Se lèvent cris d’hommes, clairons de trompettes.
Dément, je prends les armes (si peu de raison dans les armes !).
Mon cœur brûle plutôt de rassembler troupe pour la guerre, de courir
Tous ensemble à la citadelle. Furie, rage, emportent
Mon esprit. Il lui revient qu’elle est belle, la mort dans les armes.
Mais voilà Panthus échappé aux tirs Achéens.
Panthus né-d’Othys, prêtre de la citadelle, de Phébus.
Dans ses mains : choses saintes, dieux vaincus.

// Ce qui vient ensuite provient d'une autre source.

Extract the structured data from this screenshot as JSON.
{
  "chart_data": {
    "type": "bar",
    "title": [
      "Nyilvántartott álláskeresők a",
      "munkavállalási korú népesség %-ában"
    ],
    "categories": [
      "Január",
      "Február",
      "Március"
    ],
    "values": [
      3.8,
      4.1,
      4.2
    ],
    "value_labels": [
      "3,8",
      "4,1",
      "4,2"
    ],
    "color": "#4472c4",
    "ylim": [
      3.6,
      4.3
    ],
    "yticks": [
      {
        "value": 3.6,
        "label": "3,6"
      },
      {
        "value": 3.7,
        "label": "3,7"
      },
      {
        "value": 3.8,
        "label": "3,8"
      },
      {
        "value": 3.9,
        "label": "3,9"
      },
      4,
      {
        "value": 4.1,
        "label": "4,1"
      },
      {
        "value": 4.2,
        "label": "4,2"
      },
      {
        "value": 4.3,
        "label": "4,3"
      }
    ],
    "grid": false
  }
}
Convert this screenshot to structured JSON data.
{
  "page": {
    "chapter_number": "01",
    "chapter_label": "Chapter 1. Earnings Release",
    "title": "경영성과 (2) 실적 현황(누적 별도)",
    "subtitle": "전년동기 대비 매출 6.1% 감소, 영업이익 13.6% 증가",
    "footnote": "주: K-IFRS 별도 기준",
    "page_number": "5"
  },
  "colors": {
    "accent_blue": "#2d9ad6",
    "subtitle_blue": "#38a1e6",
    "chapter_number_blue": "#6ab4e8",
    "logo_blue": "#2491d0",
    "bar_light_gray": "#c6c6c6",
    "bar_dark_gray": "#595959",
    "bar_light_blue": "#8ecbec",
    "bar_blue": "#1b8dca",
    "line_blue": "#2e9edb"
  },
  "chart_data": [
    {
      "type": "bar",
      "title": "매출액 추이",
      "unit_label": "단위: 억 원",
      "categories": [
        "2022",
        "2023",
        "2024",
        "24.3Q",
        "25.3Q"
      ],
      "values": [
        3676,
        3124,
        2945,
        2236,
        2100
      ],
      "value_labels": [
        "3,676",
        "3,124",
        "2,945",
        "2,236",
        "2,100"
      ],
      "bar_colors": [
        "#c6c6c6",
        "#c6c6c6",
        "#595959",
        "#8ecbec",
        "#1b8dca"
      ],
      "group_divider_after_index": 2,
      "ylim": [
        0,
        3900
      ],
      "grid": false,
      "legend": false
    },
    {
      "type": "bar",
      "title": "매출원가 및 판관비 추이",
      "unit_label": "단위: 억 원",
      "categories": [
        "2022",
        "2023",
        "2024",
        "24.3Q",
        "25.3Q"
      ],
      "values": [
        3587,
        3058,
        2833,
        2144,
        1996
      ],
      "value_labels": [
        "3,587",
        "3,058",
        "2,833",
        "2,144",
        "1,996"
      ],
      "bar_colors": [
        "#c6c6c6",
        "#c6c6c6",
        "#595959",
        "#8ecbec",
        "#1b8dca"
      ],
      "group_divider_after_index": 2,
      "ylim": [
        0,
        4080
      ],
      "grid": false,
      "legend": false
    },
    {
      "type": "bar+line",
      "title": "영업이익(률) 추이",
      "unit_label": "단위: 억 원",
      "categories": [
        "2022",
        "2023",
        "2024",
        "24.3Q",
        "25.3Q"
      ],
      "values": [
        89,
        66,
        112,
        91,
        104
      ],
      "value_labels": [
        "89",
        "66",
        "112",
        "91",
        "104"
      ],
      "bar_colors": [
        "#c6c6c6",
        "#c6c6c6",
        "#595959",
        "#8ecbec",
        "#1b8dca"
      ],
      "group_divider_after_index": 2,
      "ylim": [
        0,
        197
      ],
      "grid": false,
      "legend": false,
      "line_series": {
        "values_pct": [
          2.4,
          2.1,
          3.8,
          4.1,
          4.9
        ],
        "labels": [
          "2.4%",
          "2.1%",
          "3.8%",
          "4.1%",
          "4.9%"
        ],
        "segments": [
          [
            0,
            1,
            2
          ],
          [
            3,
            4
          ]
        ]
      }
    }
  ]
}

Et son petit-fils
Qu’il traîne. En courant il touche, dément, à notre seuil.
« A quelle extrémité nous voici, Penthus ! Qu’allons-nous prendre la citadelle ! »
J’avais juste dit ça qu’il me renvoie, dans un gémissement :
« L’ultime jour, le voici ! Elle a fait son temps,
La Dardanie ! Nous Troyens, c’est fini ! Finies Ilion et l’immense
Gloire des Teucres ! Cruel Jupiter a tout transféré
En Argos ! Dans la ville incendiée les Danaens ont le dessus.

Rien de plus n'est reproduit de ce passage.